At present, little research has been conducted to identify herbicides that would selectively control weeds and not injure quinoa. Many of the herbicides showing promise do not control common lambsquarters well in other crops and/or have caused little or no injury to sugar beets. Examples are asulam (Asulox); s-metolachlor (Dual Magnum and others); EPTC (Eptam); and other thiocarbamates, such as butylate (Sutan), ethofumesate (Nortron), quinclorac (Paramount), rimsulfuron (Matrix), and cycloate (Ro-Neet).

Grassy weeds can be controlled with postemergence-applied herbicides that have no activity on broadleaves, e.g., sethoxydim (Poast Plus and others). Glyphosate and other herbicides with foliar activity only, such as paraquat, pyraflufen (Vida), or glufosinate ammonium (Rely), can be applied to emerged weeds before planting or before quinoa emerges.

Insect Pests

Because quinoa is a newly introduced plant in Idaho cropping systems, almost no information is available on region-specific insect pests. Due to limited quinoa acreage, insect problems are likely to be sporadic. As quinoa is introduced into more regional cropping systems, studies are needed to identify key pest species, their associated economic losses, and effective management practices.


Seedling damage may be caused by various species of true bugs, including the plant bugs Melanotrichus coagulatus and Atomoscelis modestus and the seed bug Nysius raphanus. These insects use their piercing-sucking mouthparts to feed on plant sap. Heavy infestations of seed bugs have caused plant death in Rocky Mountain regions. These bugs are also known to cause damage in established quinoa plants.

Later in the season, a variety of insects can cause feeding damage to leaves, stems, and seeds. For example:

  • Flea beetles are small, dark, shiny beetles that can be readily identified by their jumping behavior when disturbed. They have chewing mouthparts and leave small holes in damaged leaves.
  • Beet armyworm, Spodoptera exigua, is the immature stage of a moth. Armyworms are soft bodied and green with dark longitudinal stripes. They can feed on leaves and seed heads, as reported from experimental plots in eastern Idaho. Other caterpillars, such as various species of loopers, have also been reported to cause damage in quinoa.
  • Leaf miners are the larval stage of beetles and of flies associated with beets. They utilize the tissue between the lower and upper sides of the leaf. Visible tunnels characterize their feeding damage.
  • Aphids may feed on quinoa foliar tissue and, in large numbers, can result in yield loss. The potato aphids Macrosiphum euphorbiae and Hayhurstia atriplicis have been reported on quinoa foliage. The sugar beet root aphid, Pemphigus populivenae, is one of the aphid species that may cause significant injury toward the end of the season. It is expected to pose a threat to quinoa production, due to the extent of sugar beet production in Idaho.
  • Plant bugs, Lygus spp., seem to be the major insect pest present in Idaho that may inflict significant damage on quinoa seeds. Lygus bugs use piercing-sucking mouthparts to feed on plant sap.

Insect Pest Management

Because no synthetic insecticides are registered for use in quinoa, cultural and biological management options are the only insect-management tools currently available. Selecting an appropriate seeding date, using recommended seeding rates, and adopting recommended irrigation and nutrient management practices help to produce vigorous plants that are less susceptible to insect damage.

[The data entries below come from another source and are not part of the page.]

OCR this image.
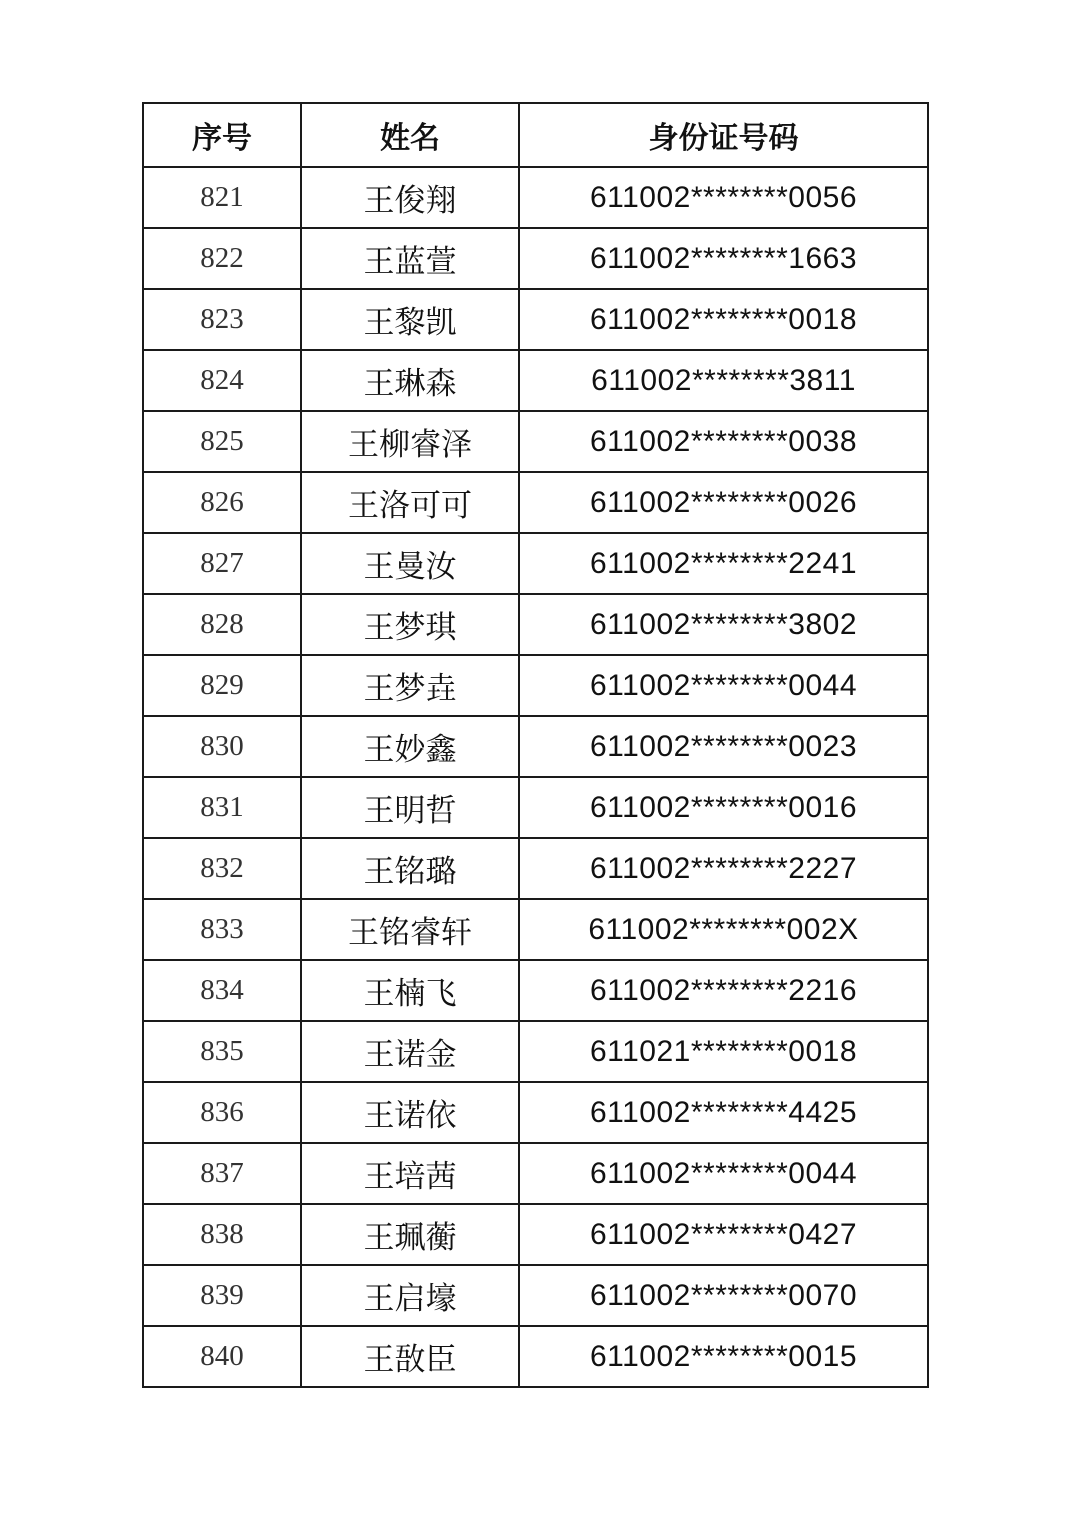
序号	姓名	身份证号码
821	王俊翔	611002********0056
822	王蓝萱	611002********1663
823	王黎凯	611002********0018
824	王琳森	611002********3811
825	王柳睿泽	611002********0038
826	王洛可可	611002********0026
827	王曼汝	611002********2241
828	王梦琪	611002********3802
829	王梦垚	611002********0044
830	王妙鑫	611002********0023
831	王明哲	611002********0016
832	王铭璐	611002********2227
833	王铭睿轩	611002********002X
834	王楠飞	611002********2216
835	王诺金	611021********0018
836	王诺依	611002********4425
837	王培茜	611002********0044
838	王珮蘅	611002********0427
839	王启壕	611002********0070
840	王敔臣	611002********0015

In addition, crop rotations (e.g., rotations with cereals and potatoes) will break the continuity of insect pest life cycles, resulting in reduced pest pressure in subsequent years. Increasing habitat biodiversity (i.e., mixed cropping) helps to support populations of natural enemies. Where needed, the release of parasitoid wasps, predators (e.g., lady beetles), and naturally occurring pathogens (i.e., Bacillus thuringiensis) can be used to reduce insect numbers.


Although some diseases of quinoa have been identified, information about their epidemiology and impact is limited. Many fungal species that can be detrimental to quinoa have a limited host range and are unlikely to be present in Idaho unless introduced with the seed.

The most serious plant disease on quinoa is downy mildew, caused by the fungus Peronospora variabilis. This important and potentially damaging fungal disease is common in the major quinoa production areas (i.e., Peru, Bolivia, Ecuador, and Colombia). Because its oospores can adhere to quinoa grains, this pathogen has spread to most countries where quinoa is grown. However, some cultivars have moderate to high levels of disease resistance.

Downy mildew symptoms appear as chlorotic or yellow lesions on the leaves. Gray fungal bodies are present on the lower surface of the leaf. Eventually, the lesions become necrotic, leading to premature leaf drop, reduced yields, and in some cases stunted plants. Free water and high relative humidity (above 85%) are required for P. variabilis spores to germinate and the pathogen is favored by moderate temperatures (64°F–72°F). If downy mildew becomes established, it can quickly spread throughout a field if conditions are favorable.

Although a number of fungicide products are available for managing downy mildew, none is registered for use in quinoa, so growers are presently restricted to cultural controls. Using wide row spacing and avoiding excess irrigation can limit disease development and spread. Since downy mildew can be transmitted on the seeds, it is advisable to use seeds from a field free of the disease.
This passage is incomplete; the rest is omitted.